With these issues unresolved, problems in pregnancy, or toxic influences, might very well determine findings with neuropathic inheritance, and psychosis in a relative could be an expression of the taint. So, as Sachs combined Mendelism and older approaches, it was easy to conclude that “the chosen taint, unit character of disease, is surely a dominant.” 21
A change from beliefs in multiple causes for diseases to universal, necessary causes 59 was crucial to the ultimate success of genetics in medicine, and timing suggests that this was not complete until mid-20th century. This involved a variety of factors, such as the “biochemicalization” of medicine.
The Coris shared a 1947 Nobel Prize for “discovery of the course of the catalytic conversion of glycogen,” showing a series of enzymatic steps, and the association of specific diseases with specific abnormalities; around the same time, Beadle and Tatum (Nobelists in 1958) also linked genes with enzymes. The 1953 Watson-Crick model and the discoveries about DNA (deoxyribonucleic acid) 60 that followed were incompatible with older medical ideas and, probably even more importantly, made them old-fashioned.

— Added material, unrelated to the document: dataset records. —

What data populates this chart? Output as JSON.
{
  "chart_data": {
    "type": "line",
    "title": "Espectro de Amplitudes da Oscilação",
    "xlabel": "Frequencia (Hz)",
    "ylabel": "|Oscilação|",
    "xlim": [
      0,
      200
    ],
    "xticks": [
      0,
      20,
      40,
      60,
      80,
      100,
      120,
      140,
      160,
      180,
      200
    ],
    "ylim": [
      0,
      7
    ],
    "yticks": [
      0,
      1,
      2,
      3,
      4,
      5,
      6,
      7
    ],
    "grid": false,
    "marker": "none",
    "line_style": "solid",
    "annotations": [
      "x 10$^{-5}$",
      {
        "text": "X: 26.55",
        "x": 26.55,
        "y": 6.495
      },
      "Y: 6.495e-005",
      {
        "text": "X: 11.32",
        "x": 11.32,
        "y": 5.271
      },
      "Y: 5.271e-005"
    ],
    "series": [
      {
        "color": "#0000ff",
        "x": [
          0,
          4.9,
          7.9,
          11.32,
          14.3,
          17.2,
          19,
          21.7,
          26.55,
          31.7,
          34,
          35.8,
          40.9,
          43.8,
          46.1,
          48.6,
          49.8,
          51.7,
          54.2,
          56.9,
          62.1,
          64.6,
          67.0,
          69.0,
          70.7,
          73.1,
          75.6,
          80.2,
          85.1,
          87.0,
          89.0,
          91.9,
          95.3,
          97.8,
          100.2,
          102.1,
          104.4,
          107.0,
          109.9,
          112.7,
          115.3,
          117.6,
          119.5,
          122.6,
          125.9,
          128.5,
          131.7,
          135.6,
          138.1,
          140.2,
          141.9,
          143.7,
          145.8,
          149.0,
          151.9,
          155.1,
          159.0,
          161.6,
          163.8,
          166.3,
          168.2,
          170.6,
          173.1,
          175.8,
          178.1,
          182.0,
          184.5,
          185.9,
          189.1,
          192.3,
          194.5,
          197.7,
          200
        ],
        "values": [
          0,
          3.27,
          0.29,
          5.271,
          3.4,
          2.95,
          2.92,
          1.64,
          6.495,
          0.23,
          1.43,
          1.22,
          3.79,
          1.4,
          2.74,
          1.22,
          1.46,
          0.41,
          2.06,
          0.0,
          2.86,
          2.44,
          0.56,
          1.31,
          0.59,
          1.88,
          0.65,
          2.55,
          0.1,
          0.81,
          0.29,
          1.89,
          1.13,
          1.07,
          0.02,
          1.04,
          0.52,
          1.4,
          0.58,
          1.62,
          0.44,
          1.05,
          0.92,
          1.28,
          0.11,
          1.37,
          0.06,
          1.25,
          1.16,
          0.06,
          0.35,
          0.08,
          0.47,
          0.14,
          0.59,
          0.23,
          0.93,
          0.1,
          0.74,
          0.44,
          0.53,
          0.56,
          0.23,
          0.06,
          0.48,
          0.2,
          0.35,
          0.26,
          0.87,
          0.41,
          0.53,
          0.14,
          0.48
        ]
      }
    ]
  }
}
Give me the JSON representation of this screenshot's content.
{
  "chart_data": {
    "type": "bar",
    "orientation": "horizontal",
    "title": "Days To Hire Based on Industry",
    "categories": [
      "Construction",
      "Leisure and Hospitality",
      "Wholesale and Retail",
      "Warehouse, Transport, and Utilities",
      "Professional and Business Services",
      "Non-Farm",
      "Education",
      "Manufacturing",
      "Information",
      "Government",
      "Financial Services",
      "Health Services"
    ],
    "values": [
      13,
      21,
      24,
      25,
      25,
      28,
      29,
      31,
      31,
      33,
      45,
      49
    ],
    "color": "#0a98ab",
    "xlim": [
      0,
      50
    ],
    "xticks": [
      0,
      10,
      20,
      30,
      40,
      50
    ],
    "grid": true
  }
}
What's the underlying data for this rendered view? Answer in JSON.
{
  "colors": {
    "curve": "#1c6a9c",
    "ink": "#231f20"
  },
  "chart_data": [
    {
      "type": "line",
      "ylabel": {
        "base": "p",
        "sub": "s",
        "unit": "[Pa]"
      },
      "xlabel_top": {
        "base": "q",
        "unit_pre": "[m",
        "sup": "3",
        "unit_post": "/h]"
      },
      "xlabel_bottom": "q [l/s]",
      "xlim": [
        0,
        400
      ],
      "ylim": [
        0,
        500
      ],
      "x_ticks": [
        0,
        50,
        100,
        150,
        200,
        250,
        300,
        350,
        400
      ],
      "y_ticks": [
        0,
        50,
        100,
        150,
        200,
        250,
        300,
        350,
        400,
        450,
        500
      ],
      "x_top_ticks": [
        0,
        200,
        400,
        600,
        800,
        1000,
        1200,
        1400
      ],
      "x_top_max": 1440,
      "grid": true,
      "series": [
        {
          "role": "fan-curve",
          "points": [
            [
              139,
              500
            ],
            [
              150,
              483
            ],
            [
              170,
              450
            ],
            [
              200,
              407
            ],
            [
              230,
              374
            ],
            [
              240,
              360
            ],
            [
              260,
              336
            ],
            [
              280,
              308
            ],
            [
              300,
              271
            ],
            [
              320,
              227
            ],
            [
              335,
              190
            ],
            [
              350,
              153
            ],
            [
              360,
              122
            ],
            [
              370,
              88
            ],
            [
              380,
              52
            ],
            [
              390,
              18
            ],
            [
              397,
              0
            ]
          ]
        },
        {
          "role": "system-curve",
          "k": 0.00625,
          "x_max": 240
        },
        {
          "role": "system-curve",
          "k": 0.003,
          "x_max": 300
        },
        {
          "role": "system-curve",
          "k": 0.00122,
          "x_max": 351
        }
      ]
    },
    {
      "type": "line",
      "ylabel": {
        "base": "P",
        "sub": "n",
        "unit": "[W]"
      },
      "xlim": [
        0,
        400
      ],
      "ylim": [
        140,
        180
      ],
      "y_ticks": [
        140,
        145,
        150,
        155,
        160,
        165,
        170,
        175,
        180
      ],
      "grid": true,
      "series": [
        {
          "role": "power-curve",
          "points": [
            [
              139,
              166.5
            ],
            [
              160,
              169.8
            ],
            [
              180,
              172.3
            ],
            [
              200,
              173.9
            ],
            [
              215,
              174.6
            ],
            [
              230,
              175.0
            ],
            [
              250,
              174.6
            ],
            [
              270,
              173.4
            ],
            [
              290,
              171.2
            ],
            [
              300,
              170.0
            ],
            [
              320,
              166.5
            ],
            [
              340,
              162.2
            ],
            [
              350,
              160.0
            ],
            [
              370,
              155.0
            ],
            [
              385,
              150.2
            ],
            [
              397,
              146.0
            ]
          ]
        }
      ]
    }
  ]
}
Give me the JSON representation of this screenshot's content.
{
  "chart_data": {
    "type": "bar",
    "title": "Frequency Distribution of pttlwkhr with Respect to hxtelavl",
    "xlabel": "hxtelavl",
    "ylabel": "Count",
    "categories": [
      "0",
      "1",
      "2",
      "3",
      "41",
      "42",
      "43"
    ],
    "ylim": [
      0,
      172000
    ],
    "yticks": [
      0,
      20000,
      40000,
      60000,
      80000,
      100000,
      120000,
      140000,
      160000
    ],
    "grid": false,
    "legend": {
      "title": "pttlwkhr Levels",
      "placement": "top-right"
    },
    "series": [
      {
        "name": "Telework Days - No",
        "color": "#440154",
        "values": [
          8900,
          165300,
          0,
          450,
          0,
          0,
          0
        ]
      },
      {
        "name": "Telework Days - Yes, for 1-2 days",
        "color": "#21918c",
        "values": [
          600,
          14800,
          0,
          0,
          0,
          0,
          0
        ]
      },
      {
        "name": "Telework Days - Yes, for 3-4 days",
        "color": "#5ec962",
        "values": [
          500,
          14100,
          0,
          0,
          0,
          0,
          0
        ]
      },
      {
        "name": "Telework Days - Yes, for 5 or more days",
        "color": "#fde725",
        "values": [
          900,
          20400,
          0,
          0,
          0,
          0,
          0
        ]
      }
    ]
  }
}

Neurologists, who often saw nonspecific problems without any clear genetic pattern (e.g., schizophrenia), were the last to accept the new order. However, as disease delineation progressed and genetics continued to advance, older approaches became increasingly outmoded. Biochemical analyses made the identity of TSD clear, and additional or secondary causes were excluded. Certainly, TSD heterozygote screening based on Mendelian ideas 41 made other interpretations untenable.
As TSD became a clearly defined unit trait, alternatives to genetics were being rejected, and Roberts 6 called it “a simple recessive.” The word “simple” suggests one more issue. By definition, with dominance, homozygotes are indistinguishable from heterozygotes. However, this is not true for many single gene traits in humans, for example, sickle cell anemia heterozygotes have blood findings, technically making it a semidominant. Physicians ultimately made dominance the absence of obvious findings in heterozygotes, and TSD became “a simple recessive.”
The more than half century that it took for TSD to become a self-evident recessive supports facts constructed by a professional community. 3 4 It also involved a deconstruction of old facts that got in the way. For doctors, TSD fell into a broad spectrum of findings with overlapping etiologies early on instead of Mendelism's distinct findings linked to a single factor. Until it became a causally based unit trait, alternatives to genetics seemingly provided better explanations for its inheritance. Ultimately, integrating genetics into medicine was more than just applying new concepts to old information: It required changes in medical ideas that involved seemingly unconnected areas, and the deconstruction of multiple “facts.”
Conflict of Interest None declared.
Note
The article has no associated data availability. There are no ethical issues.